Quand la cordée au complet s’est rendue au-dessus de la dalle écossaise, je n’en revenais tout simplement pas que les difficultés de la Ruée soient derrière nous. Il ne restait qu’une belle longueur en glace raide, et malgré la fatigue générale du groupe, Carl s’est porté volontaire pour y aller en tête. Merci mon pot!
Je tolère très bien le vertige, comme tout grimpeur, mais quand il fut mon tour de grimper les derniers 30 mètres, j’ai regardé vers le bas et subitement, mes mains ont serré très fort mes piolets. À ce moment, mon cœur s’est mis à battre lourdement dans ma poitrine. De voir le gouffre de 250 mètres sous mes pieds avec la brume qui le tapissait fut une vision que je n’oublierai jamais. De regarder Jeff grimper à son tour, depuis le haut, me donnait l’impression qu’il sortait de la gueule du monstre!
L’arrivée au sommet fut un moment de grands sourires et d’accolades, mais il fallait déjà penser à redescendre. Alors les rappels se sont déroulés rapidement et sans histoire, sauf un qui m’a particulièrement marqué…Tu sais, quand tu descends en rappel dans la brume pendant 60 mètres totalement dans le vide et très loin de la paroi, ça a de quoi te faire serrer les fesses! Et l’arrivée au sol, près de 12 heures après avoir commencé la grimpe, fut un grand soulagement puis atteindre la rivière fut un double soulagement, loin des dangers de la montagne!
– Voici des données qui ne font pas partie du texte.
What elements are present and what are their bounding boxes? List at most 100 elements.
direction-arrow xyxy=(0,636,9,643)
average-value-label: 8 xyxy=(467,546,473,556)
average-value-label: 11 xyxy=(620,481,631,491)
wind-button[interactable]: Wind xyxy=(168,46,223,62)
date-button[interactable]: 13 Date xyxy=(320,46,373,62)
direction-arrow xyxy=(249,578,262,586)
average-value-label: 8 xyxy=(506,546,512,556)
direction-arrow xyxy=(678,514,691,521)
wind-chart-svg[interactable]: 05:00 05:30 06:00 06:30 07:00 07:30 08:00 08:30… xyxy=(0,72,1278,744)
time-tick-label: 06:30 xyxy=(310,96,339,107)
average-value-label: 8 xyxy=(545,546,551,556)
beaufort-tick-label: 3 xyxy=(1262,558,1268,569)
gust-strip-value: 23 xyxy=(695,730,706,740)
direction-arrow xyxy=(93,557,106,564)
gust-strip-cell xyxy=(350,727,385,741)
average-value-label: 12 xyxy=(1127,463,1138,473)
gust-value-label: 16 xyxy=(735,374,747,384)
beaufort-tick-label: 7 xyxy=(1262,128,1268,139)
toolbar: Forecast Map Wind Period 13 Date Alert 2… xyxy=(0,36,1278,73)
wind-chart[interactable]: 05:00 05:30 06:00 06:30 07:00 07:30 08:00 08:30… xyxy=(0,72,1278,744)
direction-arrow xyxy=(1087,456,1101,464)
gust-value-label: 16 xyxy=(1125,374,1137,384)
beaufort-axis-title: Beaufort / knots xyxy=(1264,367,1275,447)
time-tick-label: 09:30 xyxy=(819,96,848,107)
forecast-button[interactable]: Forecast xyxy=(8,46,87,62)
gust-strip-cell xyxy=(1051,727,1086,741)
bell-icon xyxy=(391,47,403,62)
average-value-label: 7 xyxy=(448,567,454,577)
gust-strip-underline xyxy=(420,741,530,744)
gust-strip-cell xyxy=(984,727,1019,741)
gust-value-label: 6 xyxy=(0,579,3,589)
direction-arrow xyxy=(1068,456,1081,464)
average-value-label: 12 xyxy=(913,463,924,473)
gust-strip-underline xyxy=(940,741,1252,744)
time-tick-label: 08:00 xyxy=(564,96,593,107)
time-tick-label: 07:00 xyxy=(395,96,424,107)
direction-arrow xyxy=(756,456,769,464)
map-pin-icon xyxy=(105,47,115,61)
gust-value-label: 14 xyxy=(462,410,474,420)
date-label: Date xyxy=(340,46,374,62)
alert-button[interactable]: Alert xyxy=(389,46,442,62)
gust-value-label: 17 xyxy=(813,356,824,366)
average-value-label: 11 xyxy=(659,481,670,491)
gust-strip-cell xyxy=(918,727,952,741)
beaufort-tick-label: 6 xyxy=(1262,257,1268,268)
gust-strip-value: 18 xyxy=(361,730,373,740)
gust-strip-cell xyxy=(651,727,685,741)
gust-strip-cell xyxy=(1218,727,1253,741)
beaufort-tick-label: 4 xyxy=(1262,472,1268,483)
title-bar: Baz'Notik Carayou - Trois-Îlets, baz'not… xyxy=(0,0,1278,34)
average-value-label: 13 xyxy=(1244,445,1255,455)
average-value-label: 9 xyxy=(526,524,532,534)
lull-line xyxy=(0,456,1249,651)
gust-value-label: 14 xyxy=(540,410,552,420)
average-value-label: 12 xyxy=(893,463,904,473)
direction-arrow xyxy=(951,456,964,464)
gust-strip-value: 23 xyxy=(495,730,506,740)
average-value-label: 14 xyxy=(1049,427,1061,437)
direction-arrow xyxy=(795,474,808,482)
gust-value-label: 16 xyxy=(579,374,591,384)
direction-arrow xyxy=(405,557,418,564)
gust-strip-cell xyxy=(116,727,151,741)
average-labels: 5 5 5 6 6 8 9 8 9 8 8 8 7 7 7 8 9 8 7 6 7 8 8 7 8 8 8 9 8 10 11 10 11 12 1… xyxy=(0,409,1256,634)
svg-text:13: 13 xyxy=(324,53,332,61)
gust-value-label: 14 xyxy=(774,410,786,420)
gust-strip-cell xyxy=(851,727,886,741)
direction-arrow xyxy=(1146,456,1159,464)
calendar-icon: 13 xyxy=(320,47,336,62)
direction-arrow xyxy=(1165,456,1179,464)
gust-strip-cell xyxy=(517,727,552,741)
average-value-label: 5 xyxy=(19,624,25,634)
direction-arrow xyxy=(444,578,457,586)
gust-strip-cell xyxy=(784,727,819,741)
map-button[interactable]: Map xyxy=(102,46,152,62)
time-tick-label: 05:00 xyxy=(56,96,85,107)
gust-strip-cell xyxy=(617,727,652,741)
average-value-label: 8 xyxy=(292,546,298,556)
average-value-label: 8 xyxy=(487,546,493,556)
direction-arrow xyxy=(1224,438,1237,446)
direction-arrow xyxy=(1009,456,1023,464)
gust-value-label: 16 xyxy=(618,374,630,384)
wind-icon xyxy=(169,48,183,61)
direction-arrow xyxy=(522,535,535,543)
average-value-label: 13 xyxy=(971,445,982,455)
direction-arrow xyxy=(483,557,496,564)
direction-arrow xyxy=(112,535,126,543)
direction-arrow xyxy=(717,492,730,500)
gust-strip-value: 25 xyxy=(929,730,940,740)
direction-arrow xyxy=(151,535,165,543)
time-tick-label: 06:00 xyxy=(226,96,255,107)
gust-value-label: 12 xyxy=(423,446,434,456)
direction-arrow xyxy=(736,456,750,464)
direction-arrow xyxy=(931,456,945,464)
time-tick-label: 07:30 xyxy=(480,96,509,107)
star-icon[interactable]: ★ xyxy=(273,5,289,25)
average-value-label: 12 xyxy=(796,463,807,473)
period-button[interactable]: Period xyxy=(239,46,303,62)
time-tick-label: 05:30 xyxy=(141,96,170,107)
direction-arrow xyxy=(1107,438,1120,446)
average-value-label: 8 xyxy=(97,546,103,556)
Pour finir ma saison de glace, je ne pouvais rien demander de mieux. Et finalement, il faut parfois échouer pour réussir! En passant, chapeau aux ouvreurs Mathieu Péloquin et Jean-François Morin pour leur audace et leur vision. Aussi, un immense merci à Jeff et Carl pour la journée mémorable. Ce fût mon plus beau cadeau de fête à vie. (Je sais, je sais! J’étais trois jours en avance!)
Vidéo tournée par Jean-François Girard
Woooâââw! Bravo les gars! Un des meilleurs vidéos de glace que j’ai vus depuis longtemps! Vous avez vraiment des couilles en kryptonite!
Bravo les boys.
Pour avoir fait deux essais infructueux cet hiver avec mes bons amis Charles, Pierre et Maarten, votre réussite me touche spécialement. L’ambiance de cette voie ne se compare avec absolument rien dont j’ai eu la chance de grimper dans le passé. Je suis fier que des gars de la place aient pu compléter la voie. Un bravo particulier à Jean-François pour un niveau d’engagement exceptionnel dans la colonne et la tour. Pour ma part, un des points positifs est que je peux toujours y rêver…:)
WOW! Hot les boys!!!!
le refuge qu’on voit dans le vidéo c’est où? (tsé le lieu où Carl s’étire la laine!) Je pensais qu’il y avait pas de refuge ouvert dans les Hautes Gorges en hiver.
il y a le chalet « le geai bleu » (avec propane) et le refuge « le prophête » de la traversée de charlevoix (https://www.traverseedecharlevoix.qc.ca/cartographie). Mais c’est quand même un peu passé le cran des érables, pas si proche de l’équerre que ca. Ca vaut la peine pour sauver le transport du stock de camping au prix d’une approche plus longue le matin de la grimpe.